There are implications for US-focused funds investing in these and other business. “Any fund with exposure to steel and or autos will be the first to be affected,” notes Darius McDermott, managing director of Chelsea Financial Services.

Who will benefit?

Areas unaffected by rising steel prices are likely to benefit, or at least outperform, in the short term. These, Adrian Lowcock, investment director at Architas notes, are likely to be businesses with a defensive or technology bias.

“Defensive companies, such as healthcare,” are likely to benefit in the short term, Lowcock says. “Investors have been switching to these areas on concerns of the impact a trade war will have on the global and US domestic economies.”

At the same time, he notes, “technology is seen as well-positioned to benefit from the tariffs”. Chiefly, this is because “tech firms are light on use of industrial metals and have the flexibility and the knowledge to change and reduce any impact they might have.” Moreover, the competitors of many tech firms also include more traditional manufacturers that are more likely to be hit by rises in the price of industrial inputs.

Indeed, the tech sector slightly outperformed the broader US market following the tariff news and its fallout.

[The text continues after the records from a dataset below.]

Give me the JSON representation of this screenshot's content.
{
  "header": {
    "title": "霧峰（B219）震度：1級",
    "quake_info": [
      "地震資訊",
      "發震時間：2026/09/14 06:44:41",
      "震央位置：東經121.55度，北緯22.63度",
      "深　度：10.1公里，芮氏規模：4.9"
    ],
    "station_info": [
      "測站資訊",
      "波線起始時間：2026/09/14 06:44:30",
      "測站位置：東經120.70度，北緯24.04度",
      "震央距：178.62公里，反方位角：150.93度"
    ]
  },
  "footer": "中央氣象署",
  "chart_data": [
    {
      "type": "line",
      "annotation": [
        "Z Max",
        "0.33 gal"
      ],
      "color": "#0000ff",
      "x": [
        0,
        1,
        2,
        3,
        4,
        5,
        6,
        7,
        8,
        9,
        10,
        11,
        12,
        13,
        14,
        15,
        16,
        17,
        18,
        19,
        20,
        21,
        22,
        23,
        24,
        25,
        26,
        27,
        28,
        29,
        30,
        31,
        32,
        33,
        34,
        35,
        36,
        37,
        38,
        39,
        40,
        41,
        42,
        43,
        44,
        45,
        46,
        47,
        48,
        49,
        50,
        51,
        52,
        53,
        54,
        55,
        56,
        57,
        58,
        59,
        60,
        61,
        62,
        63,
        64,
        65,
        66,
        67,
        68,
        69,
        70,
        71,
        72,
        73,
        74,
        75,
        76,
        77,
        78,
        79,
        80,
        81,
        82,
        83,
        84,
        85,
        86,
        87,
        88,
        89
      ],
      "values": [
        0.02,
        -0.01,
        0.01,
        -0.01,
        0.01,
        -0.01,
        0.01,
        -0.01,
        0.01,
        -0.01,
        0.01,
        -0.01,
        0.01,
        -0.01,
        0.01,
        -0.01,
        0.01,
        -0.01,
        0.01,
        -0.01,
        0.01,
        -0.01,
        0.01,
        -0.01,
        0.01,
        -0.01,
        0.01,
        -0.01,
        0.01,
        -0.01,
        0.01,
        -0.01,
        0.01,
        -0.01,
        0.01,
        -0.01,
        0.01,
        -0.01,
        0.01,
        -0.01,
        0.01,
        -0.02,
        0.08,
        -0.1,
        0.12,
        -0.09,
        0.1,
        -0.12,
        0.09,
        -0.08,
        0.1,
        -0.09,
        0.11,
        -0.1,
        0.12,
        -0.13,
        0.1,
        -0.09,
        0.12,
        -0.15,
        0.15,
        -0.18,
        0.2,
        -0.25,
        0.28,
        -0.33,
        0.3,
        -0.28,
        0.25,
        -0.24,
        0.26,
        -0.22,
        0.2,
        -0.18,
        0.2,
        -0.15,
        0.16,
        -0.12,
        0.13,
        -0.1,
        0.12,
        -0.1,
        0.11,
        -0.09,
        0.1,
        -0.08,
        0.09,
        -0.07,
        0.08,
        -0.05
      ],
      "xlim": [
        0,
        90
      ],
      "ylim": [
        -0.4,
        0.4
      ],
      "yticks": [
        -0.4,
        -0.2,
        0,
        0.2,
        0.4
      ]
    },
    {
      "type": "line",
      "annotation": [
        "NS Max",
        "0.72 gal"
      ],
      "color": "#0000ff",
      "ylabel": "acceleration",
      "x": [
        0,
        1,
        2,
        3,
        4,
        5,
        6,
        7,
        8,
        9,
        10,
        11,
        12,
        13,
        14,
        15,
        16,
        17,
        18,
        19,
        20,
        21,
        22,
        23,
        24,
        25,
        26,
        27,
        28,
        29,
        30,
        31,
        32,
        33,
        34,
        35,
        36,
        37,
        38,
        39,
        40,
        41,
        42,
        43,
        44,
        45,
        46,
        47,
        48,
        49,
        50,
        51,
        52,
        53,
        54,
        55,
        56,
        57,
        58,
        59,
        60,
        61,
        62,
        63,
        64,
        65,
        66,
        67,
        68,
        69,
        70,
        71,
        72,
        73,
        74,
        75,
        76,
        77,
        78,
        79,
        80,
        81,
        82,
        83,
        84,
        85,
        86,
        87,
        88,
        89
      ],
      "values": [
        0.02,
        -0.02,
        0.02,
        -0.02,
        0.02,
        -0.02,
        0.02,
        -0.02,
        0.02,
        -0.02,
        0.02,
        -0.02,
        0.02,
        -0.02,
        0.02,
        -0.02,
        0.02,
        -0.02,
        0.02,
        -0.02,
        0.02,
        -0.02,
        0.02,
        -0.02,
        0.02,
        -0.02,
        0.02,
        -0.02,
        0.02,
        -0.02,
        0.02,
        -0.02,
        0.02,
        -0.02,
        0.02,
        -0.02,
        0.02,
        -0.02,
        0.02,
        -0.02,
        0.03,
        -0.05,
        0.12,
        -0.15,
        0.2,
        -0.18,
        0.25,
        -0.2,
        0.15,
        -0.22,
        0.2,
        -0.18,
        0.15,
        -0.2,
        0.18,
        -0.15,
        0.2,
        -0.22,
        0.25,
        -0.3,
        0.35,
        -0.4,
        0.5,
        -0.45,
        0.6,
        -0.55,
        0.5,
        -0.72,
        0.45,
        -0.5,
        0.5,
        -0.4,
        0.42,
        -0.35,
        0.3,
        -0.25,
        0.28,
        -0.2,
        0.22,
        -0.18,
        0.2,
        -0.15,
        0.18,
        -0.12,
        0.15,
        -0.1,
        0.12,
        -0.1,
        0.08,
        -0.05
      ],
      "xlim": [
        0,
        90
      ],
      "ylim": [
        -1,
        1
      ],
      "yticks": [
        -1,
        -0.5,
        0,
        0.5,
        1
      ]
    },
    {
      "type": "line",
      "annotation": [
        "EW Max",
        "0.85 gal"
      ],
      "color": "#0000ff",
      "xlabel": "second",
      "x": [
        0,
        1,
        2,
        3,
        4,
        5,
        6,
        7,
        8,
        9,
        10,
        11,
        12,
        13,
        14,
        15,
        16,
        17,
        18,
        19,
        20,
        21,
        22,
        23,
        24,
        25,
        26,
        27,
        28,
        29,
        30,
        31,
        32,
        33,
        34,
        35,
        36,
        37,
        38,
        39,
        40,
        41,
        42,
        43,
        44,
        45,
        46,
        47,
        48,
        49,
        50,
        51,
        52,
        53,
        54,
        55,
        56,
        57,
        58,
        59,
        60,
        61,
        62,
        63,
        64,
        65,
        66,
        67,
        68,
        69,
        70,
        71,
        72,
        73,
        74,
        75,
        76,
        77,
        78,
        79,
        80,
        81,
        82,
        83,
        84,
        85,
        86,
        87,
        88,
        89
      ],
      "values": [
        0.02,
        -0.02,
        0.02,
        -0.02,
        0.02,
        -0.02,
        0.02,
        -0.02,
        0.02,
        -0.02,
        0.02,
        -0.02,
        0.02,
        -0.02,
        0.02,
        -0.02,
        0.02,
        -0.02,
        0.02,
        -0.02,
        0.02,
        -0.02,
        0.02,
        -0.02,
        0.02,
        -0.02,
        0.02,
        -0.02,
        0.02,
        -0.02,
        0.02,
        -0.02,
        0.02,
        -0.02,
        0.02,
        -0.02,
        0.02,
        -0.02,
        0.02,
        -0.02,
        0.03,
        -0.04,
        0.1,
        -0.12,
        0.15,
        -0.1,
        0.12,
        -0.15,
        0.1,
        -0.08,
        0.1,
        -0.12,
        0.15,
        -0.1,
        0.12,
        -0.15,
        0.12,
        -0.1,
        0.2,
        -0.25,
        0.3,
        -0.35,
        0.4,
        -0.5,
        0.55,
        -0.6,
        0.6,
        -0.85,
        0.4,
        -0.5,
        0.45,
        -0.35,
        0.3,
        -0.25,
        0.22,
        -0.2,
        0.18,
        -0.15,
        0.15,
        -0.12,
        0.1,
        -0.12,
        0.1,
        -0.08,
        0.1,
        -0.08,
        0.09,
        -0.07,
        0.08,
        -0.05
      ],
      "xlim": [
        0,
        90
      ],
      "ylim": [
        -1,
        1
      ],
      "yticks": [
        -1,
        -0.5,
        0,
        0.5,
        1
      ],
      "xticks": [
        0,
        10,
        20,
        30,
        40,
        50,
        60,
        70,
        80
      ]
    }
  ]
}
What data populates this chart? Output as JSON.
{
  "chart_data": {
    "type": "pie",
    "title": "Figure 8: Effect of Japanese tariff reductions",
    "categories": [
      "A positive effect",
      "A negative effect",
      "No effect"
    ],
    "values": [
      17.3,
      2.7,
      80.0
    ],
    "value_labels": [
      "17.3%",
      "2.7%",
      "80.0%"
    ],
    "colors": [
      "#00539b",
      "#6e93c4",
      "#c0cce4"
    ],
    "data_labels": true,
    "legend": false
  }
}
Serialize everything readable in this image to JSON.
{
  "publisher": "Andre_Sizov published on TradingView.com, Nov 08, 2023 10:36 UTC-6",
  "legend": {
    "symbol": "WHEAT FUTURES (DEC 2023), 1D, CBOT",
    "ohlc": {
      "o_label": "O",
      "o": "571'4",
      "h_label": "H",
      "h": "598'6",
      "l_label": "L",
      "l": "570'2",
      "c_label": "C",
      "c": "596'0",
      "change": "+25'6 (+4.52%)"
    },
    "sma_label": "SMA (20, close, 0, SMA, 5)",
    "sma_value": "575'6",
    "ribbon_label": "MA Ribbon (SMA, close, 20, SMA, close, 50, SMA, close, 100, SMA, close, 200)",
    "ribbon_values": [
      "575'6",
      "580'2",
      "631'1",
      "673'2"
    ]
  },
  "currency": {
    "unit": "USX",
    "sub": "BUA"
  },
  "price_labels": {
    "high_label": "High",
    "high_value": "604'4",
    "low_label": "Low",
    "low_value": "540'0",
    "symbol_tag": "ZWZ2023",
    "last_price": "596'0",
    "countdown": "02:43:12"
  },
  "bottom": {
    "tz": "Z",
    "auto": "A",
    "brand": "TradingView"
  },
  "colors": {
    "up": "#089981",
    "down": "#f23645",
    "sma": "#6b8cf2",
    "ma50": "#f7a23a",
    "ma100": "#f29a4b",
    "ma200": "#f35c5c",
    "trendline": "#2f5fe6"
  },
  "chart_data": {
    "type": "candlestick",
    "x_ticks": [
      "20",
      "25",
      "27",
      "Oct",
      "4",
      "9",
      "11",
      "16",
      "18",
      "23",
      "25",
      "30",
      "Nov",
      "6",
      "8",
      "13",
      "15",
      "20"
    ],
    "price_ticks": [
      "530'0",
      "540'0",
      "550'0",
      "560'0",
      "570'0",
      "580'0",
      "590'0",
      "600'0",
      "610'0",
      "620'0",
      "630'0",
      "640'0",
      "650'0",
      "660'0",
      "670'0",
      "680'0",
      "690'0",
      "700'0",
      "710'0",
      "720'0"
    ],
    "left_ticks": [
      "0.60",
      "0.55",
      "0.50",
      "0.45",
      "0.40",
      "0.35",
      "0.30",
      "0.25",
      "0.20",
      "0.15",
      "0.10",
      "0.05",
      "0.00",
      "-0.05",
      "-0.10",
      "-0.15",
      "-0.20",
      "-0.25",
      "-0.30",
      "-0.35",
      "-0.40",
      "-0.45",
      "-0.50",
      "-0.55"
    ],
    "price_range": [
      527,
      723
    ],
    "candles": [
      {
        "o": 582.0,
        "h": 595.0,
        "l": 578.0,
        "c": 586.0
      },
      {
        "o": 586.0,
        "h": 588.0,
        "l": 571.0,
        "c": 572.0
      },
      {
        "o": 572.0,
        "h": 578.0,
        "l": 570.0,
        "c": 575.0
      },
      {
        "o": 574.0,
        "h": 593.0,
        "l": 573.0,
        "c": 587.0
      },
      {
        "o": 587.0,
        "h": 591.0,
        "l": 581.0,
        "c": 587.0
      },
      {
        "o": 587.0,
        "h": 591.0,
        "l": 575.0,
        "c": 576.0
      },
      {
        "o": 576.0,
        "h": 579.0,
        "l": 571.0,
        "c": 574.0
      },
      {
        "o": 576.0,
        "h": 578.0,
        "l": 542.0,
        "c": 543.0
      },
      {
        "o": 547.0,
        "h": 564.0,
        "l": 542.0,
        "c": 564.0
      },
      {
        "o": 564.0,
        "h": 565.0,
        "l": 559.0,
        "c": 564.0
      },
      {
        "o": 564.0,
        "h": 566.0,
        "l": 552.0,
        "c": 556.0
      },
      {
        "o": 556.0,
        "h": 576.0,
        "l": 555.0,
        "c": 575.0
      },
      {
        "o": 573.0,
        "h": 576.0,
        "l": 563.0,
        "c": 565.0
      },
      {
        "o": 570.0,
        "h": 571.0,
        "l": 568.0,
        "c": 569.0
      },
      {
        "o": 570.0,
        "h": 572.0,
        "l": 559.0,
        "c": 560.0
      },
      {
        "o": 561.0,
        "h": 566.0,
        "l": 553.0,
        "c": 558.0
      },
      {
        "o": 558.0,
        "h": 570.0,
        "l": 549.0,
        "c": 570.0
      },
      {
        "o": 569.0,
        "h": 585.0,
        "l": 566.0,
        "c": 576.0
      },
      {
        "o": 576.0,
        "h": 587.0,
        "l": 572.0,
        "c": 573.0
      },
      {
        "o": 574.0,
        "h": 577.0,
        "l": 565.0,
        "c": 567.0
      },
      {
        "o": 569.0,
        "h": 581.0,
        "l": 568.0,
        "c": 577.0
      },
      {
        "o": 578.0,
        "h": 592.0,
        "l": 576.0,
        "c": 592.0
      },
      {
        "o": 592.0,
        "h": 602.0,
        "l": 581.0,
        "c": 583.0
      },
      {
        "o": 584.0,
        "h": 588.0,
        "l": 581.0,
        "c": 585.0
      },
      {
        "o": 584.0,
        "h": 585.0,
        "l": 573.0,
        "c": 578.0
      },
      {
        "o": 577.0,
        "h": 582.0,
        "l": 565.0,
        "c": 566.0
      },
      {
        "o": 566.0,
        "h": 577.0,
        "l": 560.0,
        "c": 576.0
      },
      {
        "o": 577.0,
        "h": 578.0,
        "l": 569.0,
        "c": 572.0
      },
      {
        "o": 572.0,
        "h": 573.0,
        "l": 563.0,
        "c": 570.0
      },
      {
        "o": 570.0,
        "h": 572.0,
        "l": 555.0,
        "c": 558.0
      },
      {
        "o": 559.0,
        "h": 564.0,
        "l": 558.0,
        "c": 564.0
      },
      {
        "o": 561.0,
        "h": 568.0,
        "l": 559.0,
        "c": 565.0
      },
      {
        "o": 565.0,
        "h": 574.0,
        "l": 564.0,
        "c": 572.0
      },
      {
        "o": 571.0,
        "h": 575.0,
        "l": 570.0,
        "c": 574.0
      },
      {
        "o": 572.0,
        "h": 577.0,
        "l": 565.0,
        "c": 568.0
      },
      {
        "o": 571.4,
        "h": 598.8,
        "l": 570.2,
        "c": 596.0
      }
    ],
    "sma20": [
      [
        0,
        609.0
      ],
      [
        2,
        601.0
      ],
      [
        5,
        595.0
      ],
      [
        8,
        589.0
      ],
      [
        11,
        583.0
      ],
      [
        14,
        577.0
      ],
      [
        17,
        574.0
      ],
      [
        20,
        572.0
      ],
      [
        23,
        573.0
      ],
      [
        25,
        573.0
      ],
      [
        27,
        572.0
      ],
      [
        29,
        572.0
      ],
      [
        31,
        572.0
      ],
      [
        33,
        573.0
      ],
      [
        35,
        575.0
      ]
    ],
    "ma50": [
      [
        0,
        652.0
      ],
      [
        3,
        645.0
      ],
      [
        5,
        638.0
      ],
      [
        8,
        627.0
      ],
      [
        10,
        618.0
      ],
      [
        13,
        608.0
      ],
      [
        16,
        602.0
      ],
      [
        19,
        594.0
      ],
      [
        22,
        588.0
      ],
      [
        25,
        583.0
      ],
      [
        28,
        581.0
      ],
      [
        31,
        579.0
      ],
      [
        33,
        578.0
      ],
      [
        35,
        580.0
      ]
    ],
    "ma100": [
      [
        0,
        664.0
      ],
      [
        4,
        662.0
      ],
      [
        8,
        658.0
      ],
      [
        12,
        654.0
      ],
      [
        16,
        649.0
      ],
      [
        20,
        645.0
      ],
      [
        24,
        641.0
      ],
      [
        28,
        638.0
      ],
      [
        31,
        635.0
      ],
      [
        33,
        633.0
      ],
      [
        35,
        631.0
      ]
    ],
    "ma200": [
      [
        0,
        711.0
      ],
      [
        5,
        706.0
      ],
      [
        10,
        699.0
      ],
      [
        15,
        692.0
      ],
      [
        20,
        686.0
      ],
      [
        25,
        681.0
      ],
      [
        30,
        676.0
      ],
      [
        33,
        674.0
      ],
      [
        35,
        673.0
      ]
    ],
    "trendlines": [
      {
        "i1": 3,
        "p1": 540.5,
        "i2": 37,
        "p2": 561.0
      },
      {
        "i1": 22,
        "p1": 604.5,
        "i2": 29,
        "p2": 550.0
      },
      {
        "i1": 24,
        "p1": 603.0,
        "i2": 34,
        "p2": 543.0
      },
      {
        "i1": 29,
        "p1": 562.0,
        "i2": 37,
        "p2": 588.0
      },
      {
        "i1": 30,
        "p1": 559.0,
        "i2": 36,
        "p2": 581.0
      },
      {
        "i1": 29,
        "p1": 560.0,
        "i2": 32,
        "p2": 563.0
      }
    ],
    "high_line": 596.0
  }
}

But it’s important to note that investors should be hesitant about making any portfolio changes too soon. “The issue for investors is what happens next,” says Lowcock. “Trade wars can spill over into other sectors and areas of the markets, with tit for tat taxes and duties being implemented by different trading blocs.”

However, future developments are not so clear. “So far, the Chinese have avoided stoking the fire and are adopting a wait-and-see approach,” he notes. Investors might be wise to do the same.